The report is particularly critical of rate and form regulation, and says it should be eliminated promptly.

This proposal drew immediate support from the Council of Insurance Agents and Brokers, whose members are large commercial producers engaged in multinational transactions.

"In the sophisticated commercial markets, we see no justification for micro-regulation of rates and forms," says Joel Wood, CIAB senior vice president of government affairs.

The Federal Insurance Office—which is mandated to do a study on how insurance regulation should be modernized—and the National Association of Insurance Commissioners did not respond to requests for comment.

The report does say that financial regulation of insurance is "sound" and functions well as part of the greater market.

"Solvency regulation met the test; it would seem….at no point did insurance activity appear to add systemic risk to the broader financial system or the general economy," the report said.

It adds that, excluding AIG, the major multiline property and casualty insurance company failures that did occur during the past decade did not result in shocks to the insurance market, let alone the larger economy, and there were no major life insurance company insolvencies.

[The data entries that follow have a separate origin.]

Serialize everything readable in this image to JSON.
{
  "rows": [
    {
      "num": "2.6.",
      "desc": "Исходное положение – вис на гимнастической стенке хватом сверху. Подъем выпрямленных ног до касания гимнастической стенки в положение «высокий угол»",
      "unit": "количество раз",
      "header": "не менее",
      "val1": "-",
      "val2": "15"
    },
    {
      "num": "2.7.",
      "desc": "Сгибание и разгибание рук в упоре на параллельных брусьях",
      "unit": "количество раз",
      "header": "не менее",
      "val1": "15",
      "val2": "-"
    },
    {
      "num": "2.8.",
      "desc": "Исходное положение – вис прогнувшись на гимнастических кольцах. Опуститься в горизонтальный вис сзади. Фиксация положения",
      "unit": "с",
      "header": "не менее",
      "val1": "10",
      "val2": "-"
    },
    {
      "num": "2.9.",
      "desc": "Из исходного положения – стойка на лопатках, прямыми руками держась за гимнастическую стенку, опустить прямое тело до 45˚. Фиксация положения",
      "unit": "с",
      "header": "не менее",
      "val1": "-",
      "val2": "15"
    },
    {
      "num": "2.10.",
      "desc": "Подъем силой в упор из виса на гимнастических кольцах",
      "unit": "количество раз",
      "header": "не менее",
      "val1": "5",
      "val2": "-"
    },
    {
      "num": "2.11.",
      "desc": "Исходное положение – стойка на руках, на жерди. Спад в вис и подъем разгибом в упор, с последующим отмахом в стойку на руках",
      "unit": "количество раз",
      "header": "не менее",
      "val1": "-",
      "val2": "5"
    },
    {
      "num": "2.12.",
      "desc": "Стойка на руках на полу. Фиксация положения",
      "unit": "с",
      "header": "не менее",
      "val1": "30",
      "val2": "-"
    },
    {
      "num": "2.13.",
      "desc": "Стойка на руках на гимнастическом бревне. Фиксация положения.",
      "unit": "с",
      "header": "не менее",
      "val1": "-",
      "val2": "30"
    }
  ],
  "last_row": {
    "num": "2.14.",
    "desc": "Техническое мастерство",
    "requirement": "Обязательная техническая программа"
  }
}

The report, titled Modernizing Insurance Regulation in the United States, was prepared by two partners at Dewy & LeBoeuf  LLP and a law and health sciences deputy dean at University of Pennsylvania's Law School.

It suggests a federal "passporting" system as a mid-range option, before outright federal regulation of insurance, through a network of federal agencies, which would require congressional action and agency implementation.

The report finds no one perfect solution, with both federal and state insurance regulations facing inefficiencies, supervisory overlap, balance-sheet confusion and more lawmaking.

"We work from the basic premise that to the extent there are differences in regulation among states, these differences need to be justified by sound reasons," the report's authors say.

The authors found barriers to market entry and exit in the state-licensing process, from the benign form of unnecessary paperwork to real roadblocks that inhibit the development of fully competitive markets. Significantly, the reinsurance regulatory arena was found wanting, resulting in problems for the U.S. in trade negotiations.

Ironically, "recent reform measures in New York, Florida and New Jersey have created a situation where there is an even greater lack of a uniform approach for the regulation of reinsurance," the report finds.

The authors recommend some specific changes many groups have already advocated:

  • Exempt markets from rate regulation.
  • Repeal seasoning requirements and state-specific license-application requirements.
  •  Improve coordination of examinations among states and decrease reliance on contractors for exam responsibilities.
  • Expand the Interstate Compact process to cover all states and other lines of insurance and completely deregulate form-approval requirements for group-insurance products and insurance sold to large commercial buyers.
  • Deregulate group and large commercial insurance.
  • Consider global best-regulatory standards.